Further, in the context of a post-racial narrative, Blackness still has an important and very real place that should not be erased, ignored, degraded, or assimilated without explicit credit and/or remuneration. Quite the opposite: it should be built upon, included, and utilized by the progenitors of it: the keepers of the Cool.

How do you define your own Cool?

I don't know if you can self-define your Cool, because that takes away from it somehow, injects arrogance in a realm where humility reigns.

But after discussing the book at Albany State University in Georgia a few nights ago, a student in the audience asked if I thought I was Cool. I turned the question back on him. Do you think I'm Cool, and why? His, and the answers of the other students were beautiful and instructive. They said Yes! Because I have the courage to speak out with confidence, because my smile suggested openness to connecting with them as a community, and because I seemed so "real" and authentic. One woman said she thought I was Cool because I was so calm.
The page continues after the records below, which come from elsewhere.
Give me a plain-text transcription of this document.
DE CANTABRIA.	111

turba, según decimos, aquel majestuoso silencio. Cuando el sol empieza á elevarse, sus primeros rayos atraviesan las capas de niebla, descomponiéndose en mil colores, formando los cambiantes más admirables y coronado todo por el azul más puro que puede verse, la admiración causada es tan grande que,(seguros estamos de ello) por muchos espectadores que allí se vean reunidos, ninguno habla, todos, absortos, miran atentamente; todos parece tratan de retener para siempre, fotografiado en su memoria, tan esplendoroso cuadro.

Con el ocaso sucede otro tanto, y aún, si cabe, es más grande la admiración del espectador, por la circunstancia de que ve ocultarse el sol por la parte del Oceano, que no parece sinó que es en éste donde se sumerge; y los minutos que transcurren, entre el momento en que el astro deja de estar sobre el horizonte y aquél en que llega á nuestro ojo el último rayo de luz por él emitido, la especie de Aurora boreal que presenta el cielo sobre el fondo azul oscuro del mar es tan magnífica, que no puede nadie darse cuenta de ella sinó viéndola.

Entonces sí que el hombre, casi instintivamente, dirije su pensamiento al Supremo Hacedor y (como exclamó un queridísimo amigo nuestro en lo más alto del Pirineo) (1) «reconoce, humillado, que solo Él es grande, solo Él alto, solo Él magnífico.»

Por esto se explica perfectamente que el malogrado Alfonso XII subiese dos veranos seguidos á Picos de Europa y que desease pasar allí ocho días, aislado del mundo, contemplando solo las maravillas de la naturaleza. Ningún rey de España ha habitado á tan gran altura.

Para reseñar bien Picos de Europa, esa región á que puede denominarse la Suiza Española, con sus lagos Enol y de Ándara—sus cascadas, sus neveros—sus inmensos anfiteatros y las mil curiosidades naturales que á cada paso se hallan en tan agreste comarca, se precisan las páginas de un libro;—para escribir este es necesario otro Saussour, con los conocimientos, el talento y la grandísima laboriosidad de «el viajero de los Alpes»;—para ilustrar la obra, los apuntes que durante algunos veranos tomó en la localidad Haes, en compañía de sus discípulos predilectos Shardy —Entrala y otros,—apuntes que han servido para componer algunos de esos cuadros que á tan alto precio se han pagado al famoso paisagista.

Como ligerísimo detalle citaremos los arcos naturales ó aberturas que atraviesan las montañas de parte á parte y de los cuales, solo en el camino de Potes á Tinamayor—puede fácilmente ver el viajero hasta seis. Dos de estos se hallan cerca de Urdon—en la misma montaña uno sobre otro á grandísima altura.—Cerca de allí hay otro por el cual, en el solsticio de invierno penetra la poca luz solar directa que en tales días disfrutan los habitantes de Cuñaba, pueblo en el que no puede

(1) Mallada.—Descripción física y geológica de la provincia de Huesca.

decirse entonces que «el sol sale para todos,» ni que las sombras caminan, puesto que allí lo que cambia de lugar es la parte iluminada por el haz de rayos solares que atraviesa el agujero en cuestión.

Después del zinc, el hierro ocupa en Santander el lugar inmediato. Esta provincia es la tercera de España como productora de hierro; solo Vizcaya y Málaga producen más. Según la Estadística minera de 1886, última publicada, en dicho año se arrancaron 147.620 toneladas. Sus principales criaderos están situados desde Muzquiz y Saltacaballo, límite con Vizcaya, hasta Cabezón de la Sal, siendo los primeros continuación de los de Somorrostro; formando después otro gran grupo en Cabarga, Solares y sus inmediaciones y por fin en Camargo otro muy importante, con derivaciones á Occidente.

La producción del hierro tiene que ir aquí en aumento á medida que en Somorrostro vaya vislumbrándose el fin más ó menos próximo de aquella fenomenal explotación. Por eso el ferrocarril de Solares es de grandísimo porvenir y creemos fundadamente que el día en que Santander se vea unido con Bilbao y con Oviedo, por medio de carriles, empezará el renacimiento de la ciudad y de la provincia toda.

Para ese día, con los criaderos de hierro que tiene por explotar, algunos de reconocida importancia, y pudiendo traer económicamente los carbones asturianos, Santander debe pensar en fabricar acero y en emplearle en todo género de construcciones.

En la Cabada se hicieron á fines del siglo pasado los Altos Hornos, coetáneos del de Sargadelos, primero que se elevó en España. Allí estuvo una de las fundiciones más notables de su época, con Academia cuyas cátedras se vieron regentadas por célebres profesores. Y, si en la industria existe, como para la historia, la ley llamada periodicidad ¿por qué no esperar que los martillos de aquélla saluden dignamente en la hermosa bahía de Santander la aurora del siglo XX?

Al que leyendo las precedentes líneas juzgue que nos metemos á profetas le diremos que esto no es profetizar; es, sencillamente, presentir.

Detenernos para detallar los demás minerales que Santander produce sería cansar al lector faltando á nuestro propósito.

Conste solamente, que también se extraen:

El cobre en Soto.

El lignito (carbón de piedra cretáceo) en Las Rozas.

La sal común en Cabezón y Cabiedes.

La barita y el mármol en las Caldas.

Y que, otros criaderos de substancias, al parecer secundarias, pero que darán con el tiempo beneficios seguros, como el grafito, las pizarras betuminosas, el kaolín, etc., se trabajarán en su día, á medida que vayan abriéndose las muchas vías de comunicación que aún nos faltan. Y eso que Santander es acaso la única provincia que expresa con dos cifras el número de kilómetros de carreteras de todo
That said, anyone who follows my work knows that I certainly engage audacity, authenticity, and relative calm under fire. I always try to do the right thing. Intellectual engagement is woven into every fiber of my being. And, of course, I like nothing more than to rock the incredible work of my favorite designers -- aesthetic beauty and personal style, put together in my own, unique way -- feeds my spirit.

What do you most want people to take away from this collection?

I want people to rediscover parts of themselves they forgot they had; to find their own Cool. I want them to acquire another lens through which to see a people and a culture. I want them to emerge from the book renewed and refreshed: Cool.